When programmatically inserting mutations there is the concept of a transaction and the blank nodes from the mutations are recognised within the transaction. What does this transalte to when using the Bulk Loader? Is there something corresponding to a transaction? Are blank nodes in any way recognised between triples?
I am aware of the --xidmap option, but have been unable to use it. It consumes way too much memory. As I understand it, it is a disk based cache and should be able to have limited RAM usage. Whenever I run the bulk loader with the --xidmap option it consumes all available memory and eventually crashes.
This post
discuss a possible option --limitMemory. There is no such option in the current version, right?
With or without such an option there seems to be a problem with offloading cached id:s to disk so that memory can be limited. Is there perhaps a known bug here?
That --xidmap option does precisely what we need, but we can’t use it.
There’s no transaction in the Bulk Loader. It is used only once to populate the cluster.
A blank node is just an identifier. But you can store that in the node itself by using --store_xids flag.
That can be used in upsert queries(block) and also in Liveload.
➜ ~ dgraph bulk -h | grep xid
--store_xids Generate an xid edge for each node.
--xidmap string Directory to store xid to uid mapping
➜ ~ dgraph live -h | grep xid
-U, --upsertPredicate string run in upsertPredicate mode. the value would be used to store blank nodes as an xid
-x, --xidmap string Directory to store xid to uid mapping
Are you suggesting that --xidmap works differently when combined with --store_xids? or are you recommending to use --store_xids instead of --xidmap and then do upsert:s?
Should interpret you answer as the --xidmap option won’t work with larger data sets?
No, but it depends. OOMs are normal, it happens when you don’t have the idea of data x resources. When you don’t know how much resource you need for that particular dataset.
For example, the data in the blog post Loading close to 1M edges/sec into Dgraph - Dgraph Blog was around 150GB. I don’t remember exactly the size, but it was around that. With that in mind, a dataset of 150GB should not go OOM easily. With the configuration mentioned in the blog post.

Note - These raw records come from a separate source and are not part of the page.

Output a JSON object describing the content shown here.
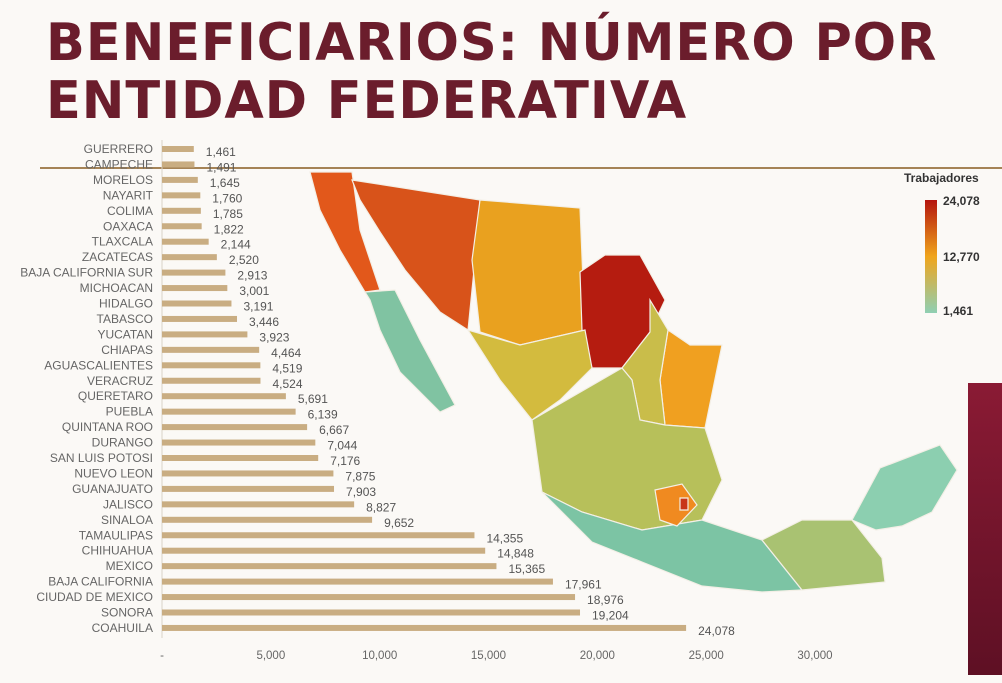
{
  "title": "BENEFICIARIOS: NÚMERO POR ENTIDAD FEDERATIVA",
  "chart_data": {
    "type": "bar",
    "orientation": "horizontal",
    "title": "BENEFICIARIOS: NÚMERO POR ENTIDAD FEDERATIVA",
    "categories": [
      "GUERRERO",
      "CAMPECHE",
      "MORELOS",
      "NAYARIT",
      "COLIMA",
      "OAXACA",
      "TLAXCALA",
      "ZACATECAS",
      "BAJA CALIFORNIA SUR",
      "MICHOACAN",
      "HIDALGO",
      "TABASCO",
      "YUCATAN",
      "CHIAPAS",
      "AGUASCALIENTES",
      "VERACRUZ",
      "QUERETARO",
      "PUEBLA",
      "QUINTANA ROO",
      "DURANGO",
      "SAN LUIS POTOSI",
      "NUEVO LEON",
      "GUANAJUATO",
      "JALISCO",
      "SINALOA",
      "TAMAULIPAS",
      "CHIHUAHUA",
      "MEXICO",
      "BAJA CALIFORNIA",
      "CIUDAD DE MEXICO",
      "SONORA",
      "COAHUILA"
    ],
    "values": [
      1461,
      1491,
      1645,
      1760,
      1785,
      1822,
      2144,
      2520,
      2913,
      3001,
      3191,
      3446,
      3923,
      4464,
      4519,
      4524,
      5691,
      6139,
      6667,
      7044,
      7176,
      7875,
      7903,
      8827,
      9652,
      14355,
      14848,
      15365,
      17961,
      18976,
      19204,
      24078
    ],
    "value_labels": [
      "1,461",
      "1,491",
      "1,645",
      "1,760",
      "1,785",
      "1,822",
      "2,144",
      "2,520",
      "2,913",
      "3,001",
      "3,191",
      "3,446",
      "3,923",
      "4,464",
      "4,519",
      "4,524",
      "5,691",
      "6,139",
      "6,667",
      "7,044",
      "7,176",
      "7,875",
      "7,903",
      "8,827",
      "9,652",
      "14,355",
      "14,848",
      "15,365",
      "17,961",
      "18,976",
      "19,204",
      "24,078"
    ],
    "xlim": [
      0,
      30000
    ],
    "xticks": [
      0,
      5000,
      10000,
      15000,
      20000,
      25000,
      30000
    ],
    "xtick_labels": [
      "-",
      "5,000",
      "10,000",
      "15,000",
      "20,000",
      "25,000",
      "30,000"
    ],
    "bar_color": "#c9ad82",
    "grid": false
  },
  "map_legend": {
    "title": "Trabajadores",
    "max_label": "24,078",
    "mid_label": "12,770",
    "min_label": "1,461",
    "colors": [
      "#b4150f",
      "#f0a51c",
      "#8fcfb3"
    ]
  },
  "map_regions": [
    {
      "name": "baja-california",
      "color": "#e2581b"
    },
    {
      "name": "baja-california-sur",
      "color": "#80c3a2"
    },
    {
      "name": "sonora",
      "color": "#d8531a"
    },
    {
      "name": "chihuahua",
      "color": "#e9a11f"
    },
    {
      "name": "coahuila",
      "color": "#b51c10"
    },
    {
      "name": "tamaulipas",
      "color": "#f0a020"
    },
    {
      "name": "nuevo-leon",
      "color": "#c9bd4a"
    },
    {
      "name": "sinaloa-durango",
      "color": "#d3bb3e"
    },
    {
      "name": "central",
      "color": "#b7c05a"
    },
    {
      "name": "pacific-south",
      "color": "#7cc4a4"
    },
    {
      "name": "southeast",
      "color": "#a9c272"
    },
    {
      "name": "yucatan-peninsula",
      "color": "#8ccfb0"
    },
    {
      "name": "mexico-state",
      "color": "#f08a20"
    },
    {
      "name": "ciudad-de-mexico",
      "color": "#c8361a"
    }
  ]
}
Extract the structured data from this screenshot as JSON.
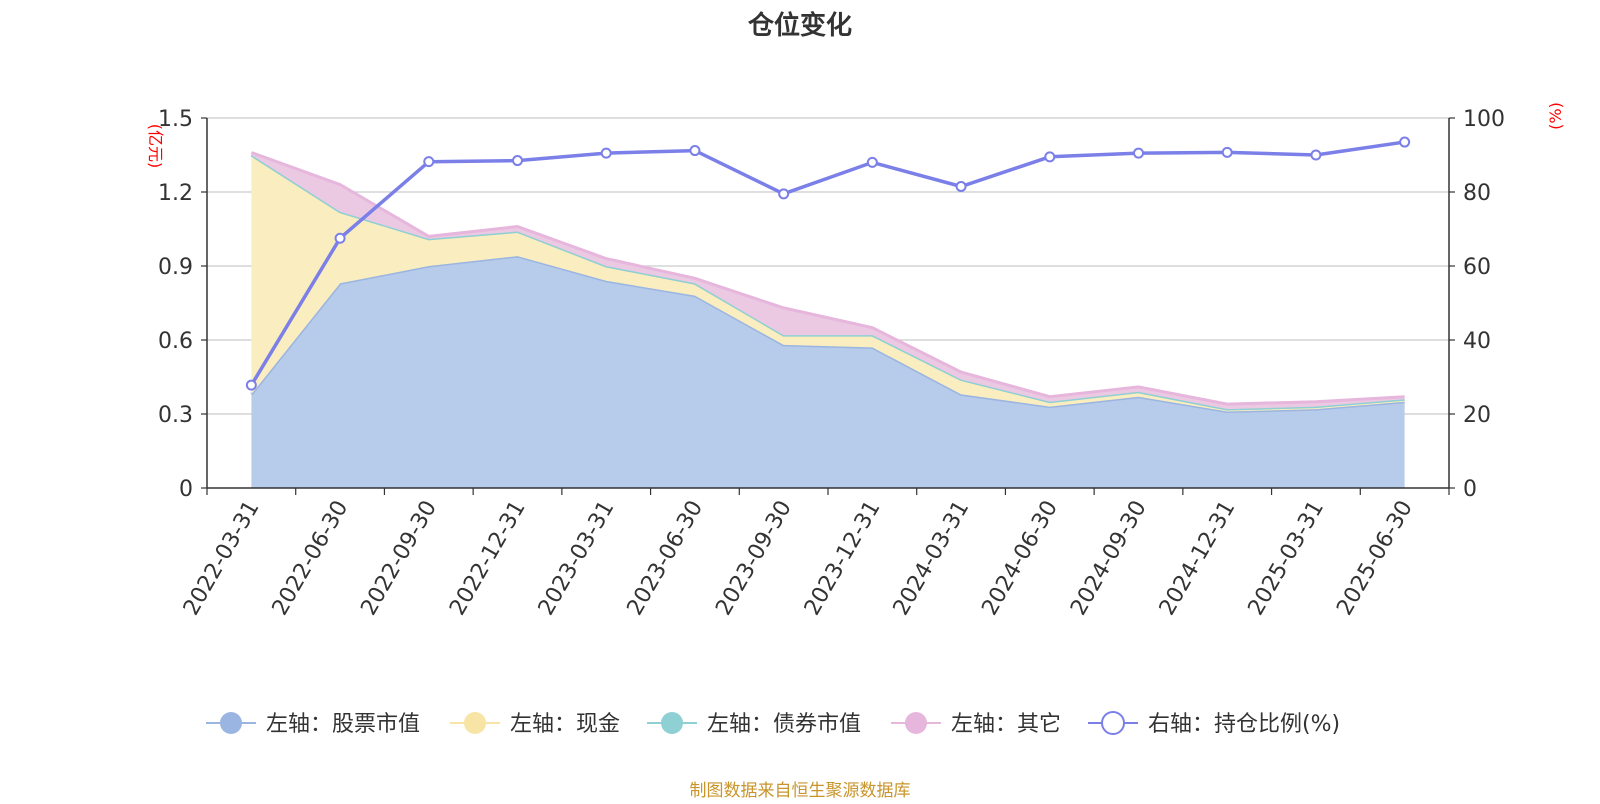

But sure, some limitations(e.g limit memory usage, add a cool down and so on) could be good to avoid it. But the time to process would increase.
We have 400G RAM available. When using the bulk loader without the --xidmap option it is well behaved and only uses a fraction of that. With the --xidmap option memory consumption never stops growing, and the process eventually crashes. That seems like faulty behaviour to me.
How much memory does the --xidmap option need to function properly? Is there some metric bytes per unique blank node?
Just updated to the very latest version and tried this again.
With the --xidmap option the MAP phase is half speed compared to not using it. It quickly claims 100G and within 40min it consumed the entire 400G and crashed.
Without the --xidmap option it initially claims 50G, and it grows much slower. Right now I can’t tell you the max memory level it reaches – but it doesn’t crash.